Open reduction and internal fixation may be an effective option for treating fractures in patients with OP. Orthopedic surgeons should be aware that the increased density and stiffness of osteopetrotic bone increases the risks of intraoperative technical difficulties, iatrogenic fractures, and postoperative complications.


OP, osteopetrosis; ADO, autosomal dominant osteopetrosis; ARO, autosomal recessive osteopetrosis; IAO, intermediate autosomal osteopetrosis; DHS, dynamic hip screw.

Data Sharing Statement

Please contact the corresponding author for data requests.

Ethics Approval and Consent to Participate

The study was approved by the ethics committee of Beijing Friendship Hospital. The patient provided written informed consent to have the case details and any accompanying images published. This study was conducted in accordance with the latest version of the Declaration of Helsinki.
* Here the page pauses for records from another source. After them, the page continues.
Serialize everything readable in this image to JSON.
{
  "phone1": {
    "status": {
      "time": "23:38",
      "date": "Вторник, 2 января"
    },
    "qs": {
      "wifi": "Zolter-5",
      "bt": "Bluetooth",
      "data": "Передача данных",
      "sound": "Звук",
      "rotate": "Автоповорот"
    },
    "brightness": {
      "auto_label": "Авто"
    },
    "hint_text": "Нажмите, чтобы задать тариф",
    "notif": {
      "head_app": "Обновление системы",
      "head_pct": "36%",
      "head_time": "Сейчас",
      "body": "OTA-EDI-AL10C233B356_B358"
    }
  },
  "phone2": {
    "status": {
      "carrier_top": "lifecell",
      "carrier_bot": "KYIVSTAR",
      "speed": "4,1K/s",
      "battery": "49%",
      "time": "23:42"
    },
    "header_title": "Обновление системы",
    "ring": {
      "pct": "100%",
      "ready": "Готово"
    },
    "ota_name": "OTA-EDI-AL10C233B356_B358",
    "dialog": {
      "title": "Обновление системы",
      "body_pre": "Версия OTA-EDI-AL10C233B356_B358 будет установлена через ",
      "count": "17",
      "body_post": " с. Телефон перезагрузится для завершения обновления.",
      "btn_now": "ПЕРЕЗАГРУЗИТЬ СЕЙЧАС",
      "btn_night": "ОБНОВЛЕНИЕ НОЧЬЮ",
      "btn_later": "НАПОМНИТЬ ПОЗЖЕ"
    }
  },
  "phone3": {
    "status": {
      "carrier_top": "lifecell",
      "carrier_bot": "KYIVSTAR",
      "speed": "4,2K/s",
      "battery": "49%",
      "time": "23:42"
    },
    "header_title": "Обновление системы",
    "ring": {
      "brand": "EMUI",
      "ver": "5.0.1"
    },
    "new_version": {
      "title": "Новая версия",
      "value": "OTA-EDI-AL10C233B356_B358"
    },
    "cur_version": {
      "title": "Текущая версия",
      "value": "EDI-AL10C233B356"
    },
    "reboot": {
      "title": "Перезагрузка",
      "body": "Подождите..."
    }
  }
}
Each subject was ensured anonymity, which was maintained by using subject-specific numeric codes on all records, including registration cards.

Author Contributions

All authors made substantial contributions to conception and design, acquisition of data, or analysis and interpretation of data; took part in drafting the article or revising it critically for important intellectual content; agreed to submit to the current journal; gave final approval of the version to be published; and agree to be accountable for all aspects of the work.


No funding was received.


The authors declare that they have no conflicts of interest for this work.